Coop und Bio Suisse haben seit 1993 Bio-Erfolgsgeschichte geschrieben
Dabei hatte alles so gut angefangen und über 30 Jahre auch gut funktioniert: Die enge Zusammenarbeit mit Bio Suisse ist Teil der Erfolgsgeschichte von Coop Naturaplan – und umgekehrt. Schon zwei Jahre nach der Gründung von Bio Suisse 1981 lancierte Coop 1993 in Zusammenarbeit mit Bio Suisse die Bio-Eigenmarke Naturaplan.
Coop und Bio Suisse hegen und pflegen eine enge Partnerschaft. So eng, dass die Migros erst seit dem 11. Mai 2022 das Knospe-Gütesiegel verwenden darf – und den Discountern Aldi und Lidl das Knospe-Label mit fadenscheinigen Gründen wohl bis zum jüngsten Tag verweigert wird.
In 30 Jahren hat Coop das grösste Bio-Sortiment des Schweizer Detailhandels aufgebaut. 4000 Bio-Lebensmittel im Coop tragen das Knospe-Gütesiegel von Bio Suisse.
Nach 30 Jahren Zusammenarbeit bremst Coop die Bio Suisse unschön aus
Und nun bremst Coop seine Partnerin Bio Suisse mit einem neuen Bio-Lebensmittelsegment mit billigen Importprodukten unschön aus.
Coop betont zwar, dass nur wenige ausgewählte Produkte mit dem EU-Biolabel in den Regalen stehen sollen: «Wir setzen auch in Zukunft stark auf die Knospe von Bio Suisse sowie Produkte der Schweizer Landwirtschaft», erklärte Kevin Blättler dem «Bioaktuell»-Magazin.
Und bei Bio Suisse betrachtet man die neue Entwicklung demonstrativ entspannt: «Die KonsumentInnen vertrauen der Marke Knospe und den Werten von Bio Suisse, für die sie steht», wird Bio Suisse-Präsident Urs Brändli zitiert.
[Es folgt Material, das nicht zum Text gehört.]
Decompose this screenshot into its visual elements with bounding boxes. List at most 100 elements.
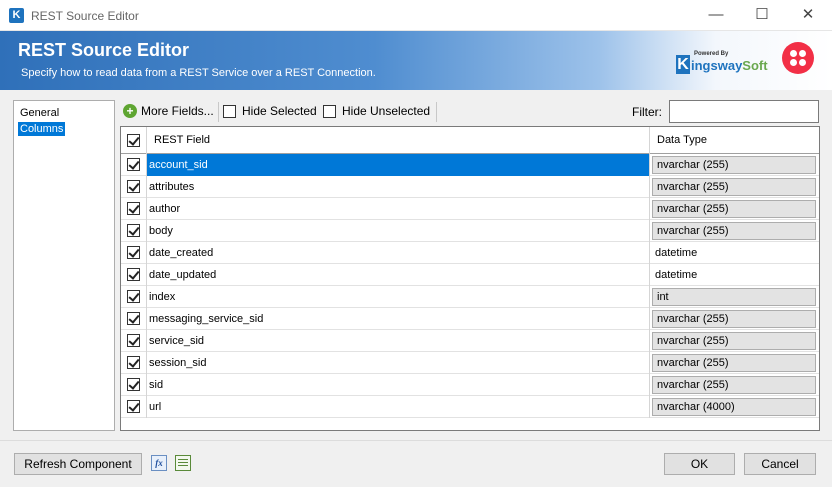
toolbar-divider — [218, 102, 219, 122]
row-checkbox-cell — [121, 242, 147, 264]
table-row[interactable]: account_sid nvarchar (255) — [121, 154, 819, 176]
rest-field-cell[interactable]: index — [147, 286, 650, 308]
columns-toolbar: + More Fields... Hide Selected Hide Unse… — [120, 100, 820, 124]
more-fields-button[interactable]: + More Fields... — [123, 104, 214, 118]
data-type-cell[interactable]: datetime — [650, 242, 819, 264]
ok-button[interactable]: OK — [664, 453, 735, 475]
data-type-value[interactable]: nvarchar (255) — [652, 376, 816, 394]
more-fields-label: More Fields... — [141, 104, 214, 118]
rest-field-cell[interactable]: attributes — [147, 176, 650, 198]
data-type-cell[interactable]: int — [650, 286, 819, 308]
row-checkbox-cell — [121, 198, 147, 220]
table-row[interactable]: service_sid nvarchar (255) — [121, 330, 819, 352]
select-all-cell — [121, 127, 147, 154]
data-type-value[interactable]: nvarchar (255) — [652, 332, 816, 350]
table-row[interactable]: body nvarchar (255) — [121, 220, 819, 242]
data-type-cell[interactable]: nvarchar (255) — [650, 154, 819, 176]
refresh-component-button[interactable]: Refresh Component — [14, 453, 142, 475]
table-row[interactable]: session_sid nvarchar (255) — [121, 352, 819, 374]
row-checkbox[interactable] — [127, 180, 140, 193]
row-checkbox[interactable] — [127, 400, 140, 413]
table-row[interactable]: author nvarchar (255) — [121, 198, 819, 220]
hide-selected-checkbox[interactable]: Hide Selected — [223, 104, 317, 118]
rest-field-cell[interactable]: messaging_service_sid — [147, 308, 650, 330]
banner-subtitle: Specify how to read data from a REST Ser… — [21, 67, 376, 79]
data-type-value[interactable]: nvarchar (255) — [652, 156, 816, 174]
data-type-cell[interactable]: nvarchar (4000) — [650, 396, 819, 418]
data-type-value: datetime — [655, 247, 698, 259]
rest-field-cell[interactable]: url — [147, 396, 650, 418]
app-icon: K — [9, 8, 24, 23]
hide-unselected-checkbox[interactable]: Hide Unselected — [323, 104, 430, 118]
maximize-button[interactable]: ☐ — [739, 0, 785, 31]
row-checkbox[interactable] — [127, 224, 140, 237]
data-type-value[interactable]: nvarchar (4000) — [652, 398, 816, 416]
data-type-cell[interactable]: nvarchar (255) — [650, 220, 819, 242]
rest-field-cell[interactable]: date_updated — [147, 264, 650, 286]
row-checkbox[interactable] — [127, 378, 140, 391]
banner-title: REST Source Editor — [18, 40, 190, 60]
filter-input[interactable] — [669, 100, 819, 123]
grid-header: REST Field Data Type — [121, 127, 819, 154]
row-checkbox[interactable] — [127, 202, 140, 215]
data-type-value: datetime — [655, 269, 698, 281]
hide-unselected-label: Hide Unselected — [342, 104, 431, 118]
row-checkbox[interactable] — [127, 312, 140, 325]
table-row[interactable]: index int — [121, 286, 819, 308]
title-bar: K REST Source Editor — ☐ ✕ — [0, 0, 832, 31]
close-button[interactable]: ✕ — [785, 0, 831, 31]
table-row[interactable]: url nvarchar (4000) — [121, 396, 819, 418]
nav-item-columns[interactable]: Columns — [18, 122, 66, 136]
row-checkbox[interactable] — [127, 290, 140, 303]
row-checkbox[interactable] — [127, 334, 140, 347]
data-type-value[interactable]: nvarchar (255) — [652, 200, 816, 218]
data-type-value[interactable]: nvarchar (255) — [652, 310, 816, 328]
row-checkbox[interactable] — [127, 158, 140, 171]
window-title: REST Source Editor — [31, 9, 139, 23]
minimize-button[interactable]: — — [693, 0, 739, 31]
data-type-cell[interactable]: nvarchar (255) — [650, 330, 819, 352]
table-row[interactable]: sid nvarchar (255) — [121, 374, 819, 396]
rest-field-cell[interactable]: service_sid — [147, 330, 650, 352]
data-type-cell[interactable]: nvarchar (255) — [650, 352, 819, 374]
checkbox-icon — [323, 104, 336, 118]
data-type-value[interactable]: int — [652, 288, 816, 306]
header-rest-field[interactable]: REST Field — [147, 127, 650, 154]
cancel-button[interactable]: Cancel — [744, 453, 816, 475]
dialog-footer: Refresh Component fx OK Cancel — [0, 440, 832, 487]
data-type-cell[interactable]: nvarchar (255) — [650, 176, 819, 198]
select-all-checkbox[interactable] — [127, 134, 140, 147]
row-checkbox-cell — [121, 220, 147, 242]
row-checkbox-cell — [121, 154, 147, 176]
rest-field-cell[interactable]: sid — [147, 374, 650, 396]
rest-field-cell[interactable]: body — [147, 220, 650, 242]
data-type-value[interactable]: nvarchar (255) — [652, 354, 816, 372]
row-checkbox[interactable] — [127, 356, 140, 369]
rest-field-cell[interactable]: session_sid — [147, 352, 650, 374]
data-type-cell[interactable]: nvarchar (255) — [650, 374, 819, 396]
nav-item-general[interactable]: General — [18, 106, 61, 120]
expression-fx-icon[interactable]: fx — [151, 455, 167, 471]
toolbar-divider — [436, 102, 437, 122]
row-checkbox-cell — [121, 330, 147, 352]
rest-field-cell[interactable]: date_created — [147, 242, 650, 264]
header-data-type[interactable]: Data Type — [650, 127, 819, 154]
row-checkbox-cell — [121, 176, 147, 198]
data-type-value[interactable]: nvarchar (255) — [652, 222, 816, 240]
checkbox-icon — [223, 104, 236, 118]
row-checkbox[interactable] — [127, 246, 140, 259]
data-type-cell[interactable]: nvarchar (255) — [650, 198, 819, 220]
table-row[interactable]: date_updated datetime — [121, 264, 819, 286]
rest-field-cell[interactable]: account_sid — [147, 154, 650, 176]
data-type-cell[interactable]: nvarchar (255) — [650, 308, 819, 330]
data-type-value[interactable]: nvarchar (255) — [652, 178, 816, 196]
table-row[interactable]: attributes nvarchar (255) — [121, 176, 819, 198]
table-row[interactable]: date_created datetime — [121, 242, 819, 264]
row-checkbox[interactable] — [127, 268, 140, 281]
rest-field-cell[interactable]: author — [147, 198, 650, 220]
data-type-cell[interactable]: datetime — [650, 264, 819, 286]
row-checkbox-cell — [121, 396, 147, 418]
twilio-logo-icon — [782, 42, 814, 74]
table-row[interactable]: messaging_service_sid nvarchar (255) — [121, 308, 819, 330]
column-mapping-icon[interactable] — [175, 455, 191, 471]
Faire Märkte Schweiz: Mit «Bio 365» verletzt Coop das Fairness-Prinzip aufs Äusserste
Die Transparenz-Organisation Faire Märkte Schweiz FMS kritisiert Coop (und Migros) mit ihrem Preismonitor wegen deren zu tiefen Abnahmepreisen für die Bio-Landwirte und den gleichzeitig zu hohen Verkaufspreisen: «Die beiden Detailhändler erzielen bei Bio-Produkten im Vergleich zu konventionellen Landwirtschafts-Produkten eine doppelt so hohe Bruttomarge».
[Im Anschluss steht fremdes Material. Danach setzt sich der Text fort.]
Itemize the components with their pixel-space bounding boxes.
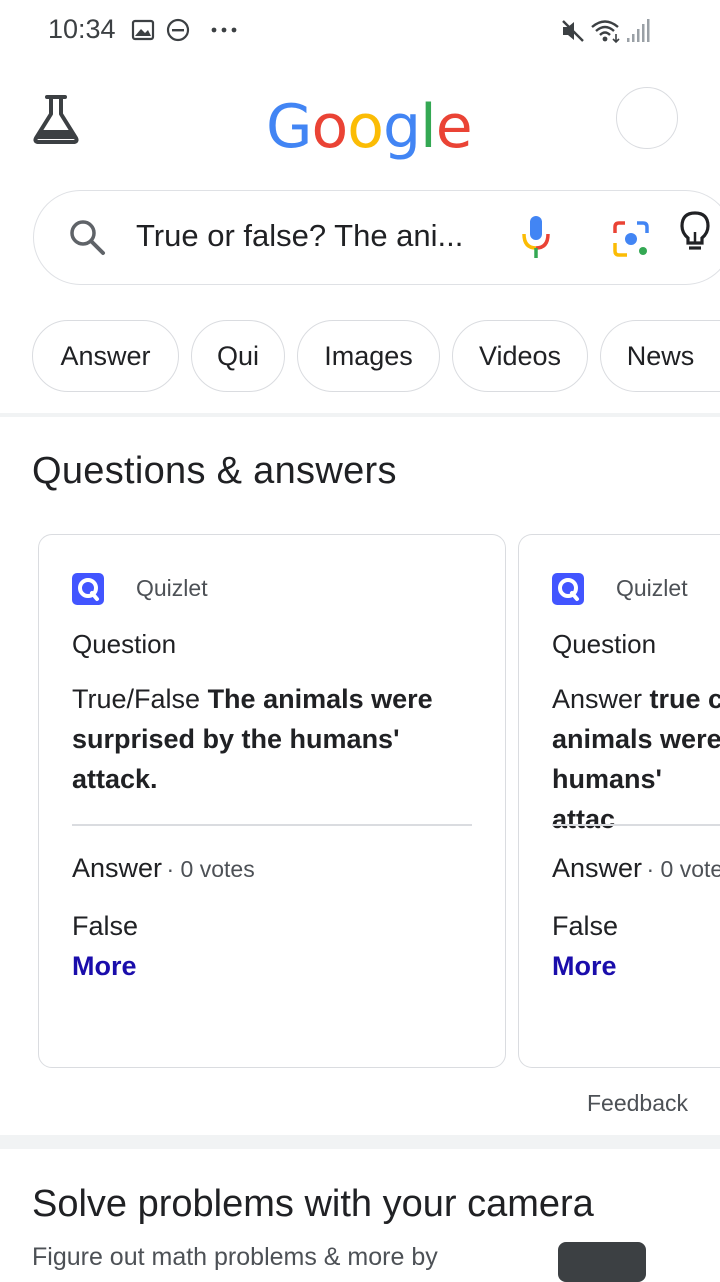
chip-images[interactable]: Images <box>297 320 440 392</box>
lens-camera-icon[interactable] <box>611 219 651 264</box>
feedback-link[interactable]: Feedback <box>587 1090 688 1117</box>
logo-letter: o <box>311 92 349 162</box>
divider <box>0 413 720 417</box>
microphone-icon[interactable] <box>520 214 552 265</box>
labs-flask-icon[interactable] <box>30 94 82 146</box>
image-icon <box>131 18 155 47</box>
logo-letter: g <box>382 92 421 162</box>
qa-card[interactable]: Quizlet Question Answer true c animals w… <box>518 534 720 1068</box>
camera-section-title: Solve problems with your camera <box>32 1183 594 1225</box>
section-divider <box>0 1135 720 1149</box>
google-logo: Google <box>266 92 473 162</box>
wifi-icon <box>590 18 624 49</box>
more-dots-icon <box>210 22 238 43</box>
vote-count: · 0 vote <box>646 856 720 882</box>
question-prefix: True/False <box>72 684 201 714</box>
card-question-heading: Question <box>72 629 177 659</box>
lightbulb-icon[interactable] <box>678 210 712 259</box>
card-answer-row: Answer · 0 vote <box>552 853 720 884</box>
card-question-heading: Question <box>552 629 657 659</box>
card-source[interactable]: Quizlet <box>616 575 688 602</box>
signal-icon <box>626 18 650 49</box>
answer-label: Answer <box>552 853 643 883</box>
chip-answer[interactable]: Answer <box>32 320 179 392</box>
question-prefix: Answer <box>552 684 643 714</box>
camera-section-subtitle: Figure out math problems & more by <box>32 1243 438 1271</box>
search-icon <box>68 218 106 261</box>
card-divider <box>552 824 720 826</box>
qa-card[interactable]: Quizlet Question True/False The animals … <box>38 534 506 1068</box>
card-question-text: Answer true c animals were humans' attac <box>552 679 720 839</box>
card-source[interactable]: Quizlet <box>136 575 208 602</box>
more-link[interactable]: More <box>72 951 137 982</box>
logo-letter: l <box>420 92 437 162</box>
card-answer-row: Answer · 0 votes <box>72 853 255 884</box>
do-not-disturb-icon <box>166 18 190 47</box>
answer-value: False <box>552 911 619 941</box>
answer-value: False <box>72 911 139 941</box>
account-avatar[interactable] <box>616 87 678 149</box>
camera-thumbnail[interactable] <box>558 1242 646 1282</box>
card-divider <box>72 824 472 826</box>
section-title: Questions & answers <box>32 450 397 492</box>
chip-videos[interactable]: Videos <box>452 320 588 392</box>
quizlet-logo-icon <box>552 573 584 605</box>
status-time: 10:34 <box>48 14 116 44</box>
mute-icon <box>560 18 586 49</box>
chip-news[interactable]: News <box>600 320 720 392</box>
logo-letter: G <box>266 92 312 162</box>
search-input[interactable]: True or false? The ani... <box>136 218 463 254</box>
logo-letter: e <box>435 92 473 162</box>
logo-letter: o <box>347 92 384 162</box>
vote-count: · 0 votes <box>166 856 255 882</box>
chip-qui[interactable]: Qui <box>191 320 285 392</box>
more-link[interactable]: More <box>552 951 617 982</box>
answer-label: Answer <box>72 853 163 883</box>
quizlet-logo-icon <box>72 573 104 605</box>
card-question-text: True/False The animals were surprised by… <box>72 679 452 799</box>
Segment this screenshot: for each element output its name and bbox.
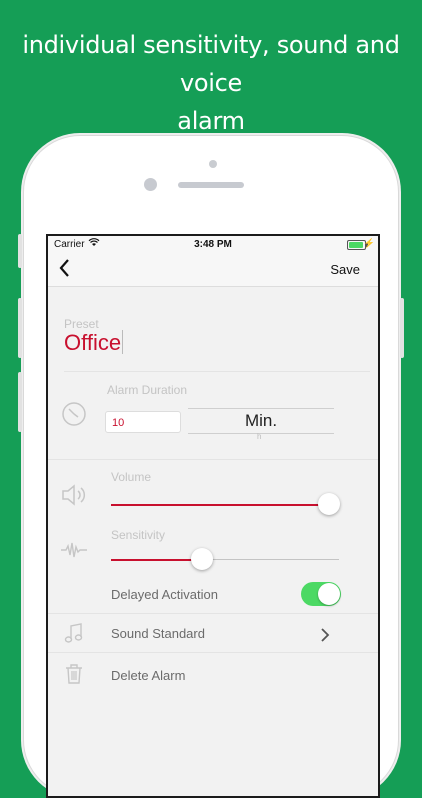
volume-slider-track[interactable] — [111, 503, 329, 506]
charging-bolt-icon: ⚡ — [363, 238, 375, 248]
headline-line-1: individual sensitivity, sound and voice — [22, 31, 400, 97]
power-button — [400, 298, 404, 358]
sound-setting-label[interactable]: Sound Standard — [111, 626, 205, 641]
status-bar: Carrier 3:48 PM ⚡ — [48, 236, 378, 254]
next-unit-hint: h — [257, 432, 262, 441]
marketing-headline: individual sensitivity, sound and voice … — [0, 26, 422, 140]
waveform-icon — [60, 541, 88, 564]
preset-name-field[interactable]: Office — [64, 330, 124, 356]
back-chevron-icon[interactable] — [58, 258, 70, 284]
text-cursor — [122, 330, 124, 354]
volume-up-button — [18, 298, 22, 358]
preset-name-text: Office — [64, 330, 122, 355]
headline-line-2: alarm — [177, 107, 245, 135]
divider — [48, 652, 378, 653]
trash-icon[interactable] — [64, 663, 84, 690]
clock-icon — [61, 401, 87, 432]
clock-time: 3:48 PM — [194, 239, 232, 250]
app-screen: Carrier 3:48 PM ⚡ Save Preset Office Ala… — [46, 234, 380, 798]
sensor-dot — [209, 160, 217, 168]
sensitivity-label: Sensitivity — [111, 528, 166, 542]
volume-slider-knob[interactable] — [318, 493, 340, 515]
music-note-icon — [64, 622, 84, 649]
divider — [48, 613, 378, 614]
duration-unit-picker[interactable]: Min. — [188, 408, 334, 434]
save-button[interactable]: Save — [330, 262, 360, 277]
divider — [48, 459, 378, 460]
delayed-activation-label: Delayed Activation — [111, 587, 218, 602]
volume-slider-fill — [111, 503, 329, 506]
alarm-duration-input[interactable]: 10 — [105, 411, 181, 433]
volume-label: Volume — [111, 470, 152, 484]
phone-frame: Carrier 3:48 PM ⚡ Save Preset Office Ala… — [18, 136, 404, 798]
earpiece-speaker — [178, 182, 244, 188]
toggle-thumb — [318, 583, 340, 605]
sensitivity-slider-knob[interactable] — [191, 548, 214, 570]
divider — [64, 371, 370, 372]
navigation-bar: Save — [48, 254, 378, 287]
speaker-icon — [60, 483, 88, 512]
chevron-right-icon[interactable] — [320, 627, 330, 648]
volume-down-button — [18, 372, 22, 432]
delayed-activation-toggle[interactable] — [301, 582, 341, 606]
sensitivity-slider-fill — [111, 558, 203, 561]
preset-label: Preset — [64, 317, 99, 331]
alarm-duration-label: Alarm Duration — [107, 383, 188, 397]
delete-alarm-button[interactable]: Delete Alarm — [111, 668, 185, 683]
sensitivity-slider-track[interactable] — [111, 558, 339, 561]
silent-switch — [18, 234, 22, 268]
front-camera — [144, 178, 157, 191]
Wenn Coop nun mit «Bio 365» auf importierte Bio-Produkte ausweiche, um damit trotz günstigeren Abnahmepreisen im Ausland die Verkaufspreise zu senken, werde gemäss FMS «das Fairness-Prinzip mehrfach verletzt». Gegenüber den Produzenten im Ausland und in der Schweiz, aber auch gegenüber den KonsumentInnen.
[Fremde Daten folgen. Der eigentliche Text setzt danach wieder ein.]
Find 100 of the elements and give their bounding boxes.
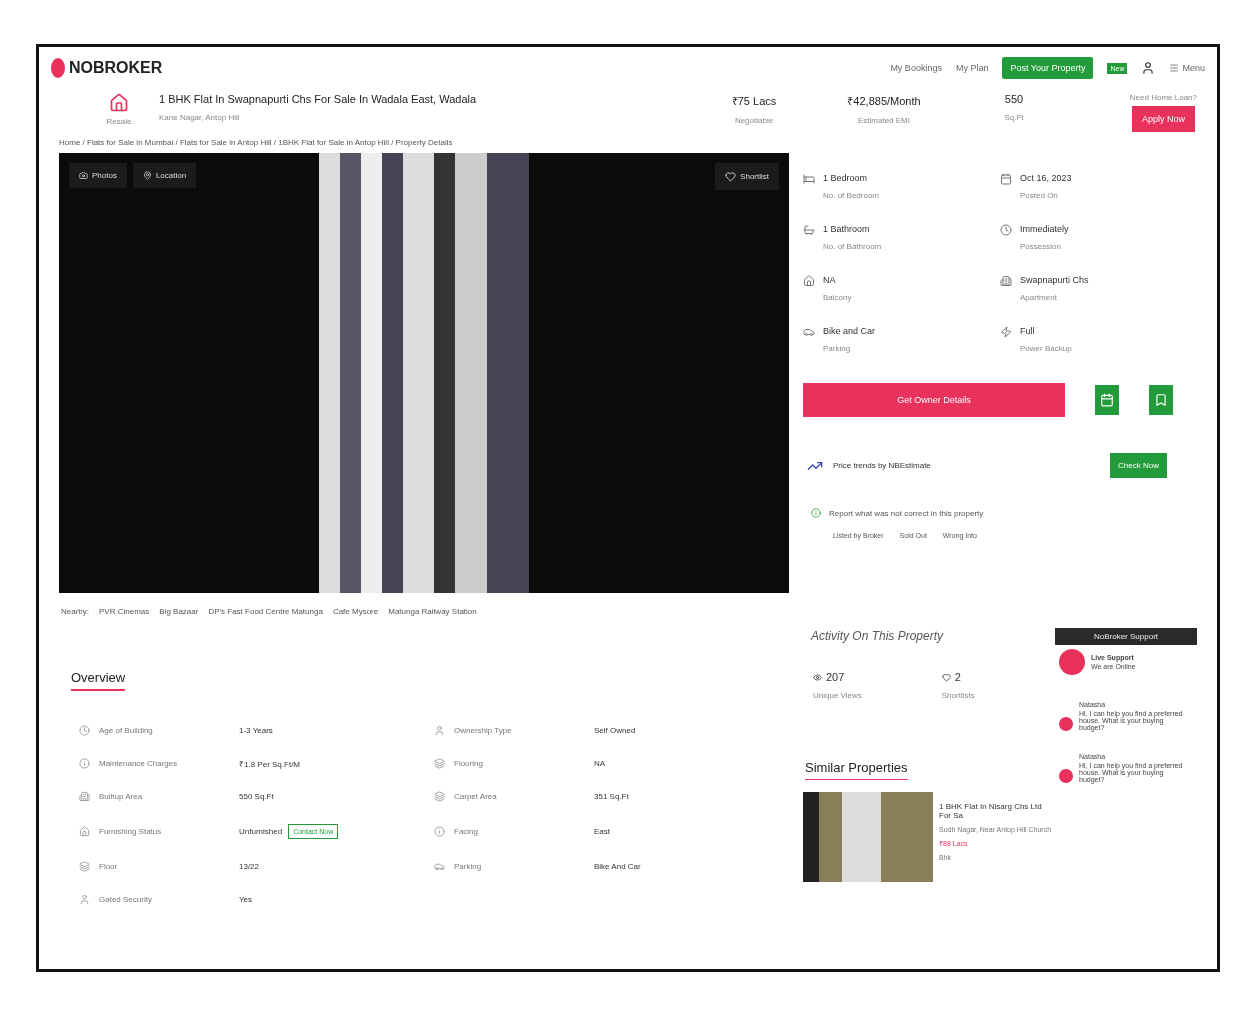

Faire Märkte Schweiz lehnt deshalb die Einführung von «Bio 365» vehement ab. Diese zeige, «dass Coop den transparenten Wettbewerb unter Fairness-Kriterien immer wenig praktiziert und damit immer mehr volkswirtschaftlichen Schaden anrichtet.»
Mit «Bio 365» macht Coop auch den Schweizer Bio-LandwirtInnen Konkurrenz
Die Lancierung des Billig-Labels «Bio 365» vor allem aus EU-Staaten ist im Urteil von Hansuli Huber «ein schwerer Schlag für die einheimischen Bio-LandwirtInnen».
Wenn Coop seinen Plan einer Bio-Billig-Importlinie konsequent umsetze, werden die Schweizer Bio-LandwirtInnen und die Bio-KonsumentInnen wenig Anlass zur Freude haben: «Die Produzentenpreise von Bio Suisse werden unter Druck kommen und es dürfte schwierig sein, überhaupt noch die aktuellen Absatzmengen zu halten, geschweige denn zu steigern.»
Viel sinnvoller wäre es gemäss Huber, «den Bio-LandwirtInnen faire Preise zu zahlen und die eigenen Bio-Margen zum Wohl der KonsumentInnen auf das Niveau von Aldi und Lidl zu senken».
Bio 365 ist nicht nur «Bio 365» von Coop
Coop hat die neue Coop-Marke «Bio 365» im November 2023 im Schweizer Markenregister als Wortmarke eingetragen und vom Institut für geistiges Eigentum vorläufig für 10 Jahre unter Schutz stellen lassen.
Interessanterweise gibt es aber in Döttingen AG unter dem Namen Bio 365 schon einen Schweizer Fachhändler für Bio-Lebensmittel und vegane Naturkosmetik. Das könnte noch ein Nachspiel haben.